Key facts
- Cuba's elderly are facing severe hardship due to U.S. sanctions, impacting access to fuel, food, medicine, and healthcare.
- Pensions have drastically devalued, with the peso losing about a third of its value against the dollar since January.
- The country's healthcare system is crumbling, with a significant drop in doctors and a shortage of essential medicines.
- Cuba is the fastest-aging nation in Latin America, with a large proportion of its population over 60.
- The U.S. State Department attributes Cuba's problems to internal mismanagement rather than sanctions.
Cuba's elderly population is facing increasingly dire conditions due to decades of U.S. sanctions, exacerbated by recent measures that have cut off fuel supplies and led to shortages of food, medicine, and transportation. Sagrado Armando Garcia, an 85-year-old former government bureaucrat, experienced a collapse and could not get to a hospital due to a lack of fuel for his family car, highlighting the severe impact on daily life.
For decades, Cuba's communist government promised basic services, including subsidized food, healthcare, education, public transportation, and pensions. However, seniors, long accustomed to failing public services and shortages, now face harsher realities. Pensions have shrunk to the equivalent of $7 a month on the black market as the peso has lost about a third of its value against the dollar since January. The Cuban government has appealed to the United Nations World Food Programme for aid to continue providing meals to the vulnerable and elderly.
Cuba is the fastest-aging nation in Latin America and the Caribbean, with over a quarter of its population over 60. This demographic trend, combined with a mass exodus of young people, has led to a population decline. The World Food Programme representative in Havana noted that the combination of high prices, shrinking pensions, and rations has put many seniors in a perilous situation, unable to afford adequate food or medical care. Inflation has skyrocketed, and the lack of public transportation makes getting around costly.
The country's public healthcare system, once a point of pride, has deteriorated significantly under sanctions. Government figures indicate a 30% drop in doctors between 2019 and 2024, with 70% of essential medicines scarce or unavailable. The waiting list for surgeries is projected to reach 160,000 patients by year-end, a 60% increase. Doctors report shortages of crucial medications, including those for blood pressure.

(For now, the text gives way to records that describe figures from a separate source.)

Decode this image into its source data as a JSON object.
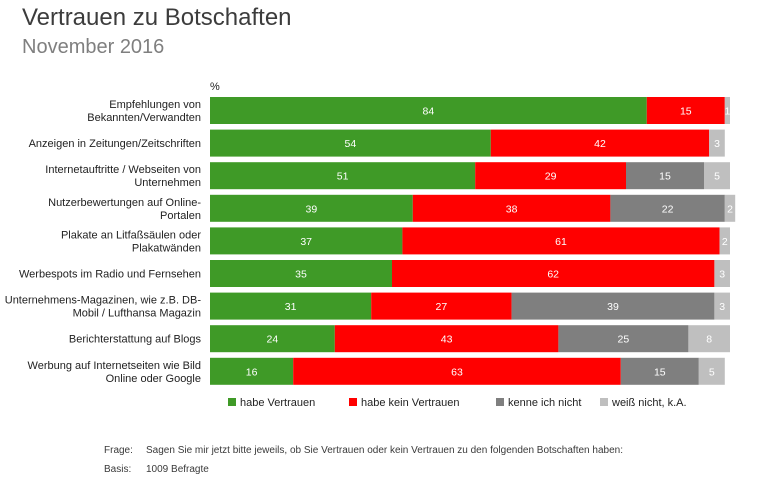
{
  "title": "Vertrauen zu Botschaften",
  "subtitle": "November 2016",
  "footnotes": {
    "frage_label": "Frage:",
    "frage_text": "Sagen Sie mir jetzt bitte jeweils, ob Sie Vertrauen oder kein Vertrauen zu den folgenden Botschaften haben:",
    "basis_label": "Basis:",
    "basis_text": "1009 Befragte"
  },
  "chart_data": {
    "type": "bar",
    "orientation": "horizontal",
    "stacked": true,
    "unit_label": "%",
    "xlim": [
      0,
      100
    ],
    "grid": false,
    "legend_position": "bottom",
    "categories": [
      [
        "Empfehlungen von",
        "Bekannten/Verwandten"
      ],
      [
        "Anzeigen in Zeitungen/Zeitschriften"
      ],
      [
        "Internetauftritte / Webseiten von",
        "Unternehmen"
      ],
      [
        "Nutzerbewertungen auf Online-",
        "Portalen"
      ],
      [
        "Plakate an Litfaßsäulen oder",
        "Plakatwänden"
      ],
      [
        "Werbespots im Radio und Fernsehen"
      ],
      [
        "Unternehmens-Magazinen, wie z.B. DB-",
        "Mobil / Lufthansa Magazin"
      ],
      [
        "Berichterstattung auf Blogs"
      ],
      [
        "Werbung auf Internetseiten wie Bild",
        "Online oder Google"
      ]
    ],
    "series": [
      {
        "name": "habe Vertrauen",
        "color": "#3f9a27",
        "label_color": "#ffffff",
        "values": [
          84,
          54,
          51,
          39,
          37,
          35,
          31,
          24,
          16
        ]
      },
      {
        "name": "habe kein Vertrauen",
        "color": "#ff0000",
        "label_color": "#ffffff",
        "values": [
          15,
          42,
          29,
          38,
          61,
          62,
          27,
          43,
          63
        ]
      },
      {
        "name": "kenne ich nicht",
        "color": "#7f7f7f",
        "label_color": "#ffffff",
        "values": [
          0,
          0,
          15,
          22,
          0,
          0,
          39,
          25,
          15
        ]
      },
      {
        "name": "weiß nicht, k.A.",
        "color": "#bfbfbf",
        "label_color": "#ffffff",
        "values": [
          1,
          3,
          5,
          2,
          2,
          3,
          3,
          8,
          5
        ]
      }
    ]
  }
}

On an island where the average monthly income is around $15, remittances from relatives abroad make a significant difference. However, elderly Cubans who do not receive such funds face extreme hardship. Clergy members report that the elderly are the most affected by the crisis, with pensions insufficient for basic living. Regina Zaida Jorge, a 74-year-old retired doctor, lives without running water and relies on government rations and church handouts, feeling her decades of service were in vain as the system cannot provide basic necessities.
Last year, Western Union halted services to Cuba due to U.S. sanctions. While some, like 73-year-old Sonia Belmonte Puebla who receives money from her daughter in Florida, are able to manage their old age more comfortably, many others are not. The U.S. State Department, however, attributes Cuba's economic woes to internal corruption and mismanagement, citing a lack of investment in power plants and the cessation of free oil from Venezuela, rather than the impact of sanctions.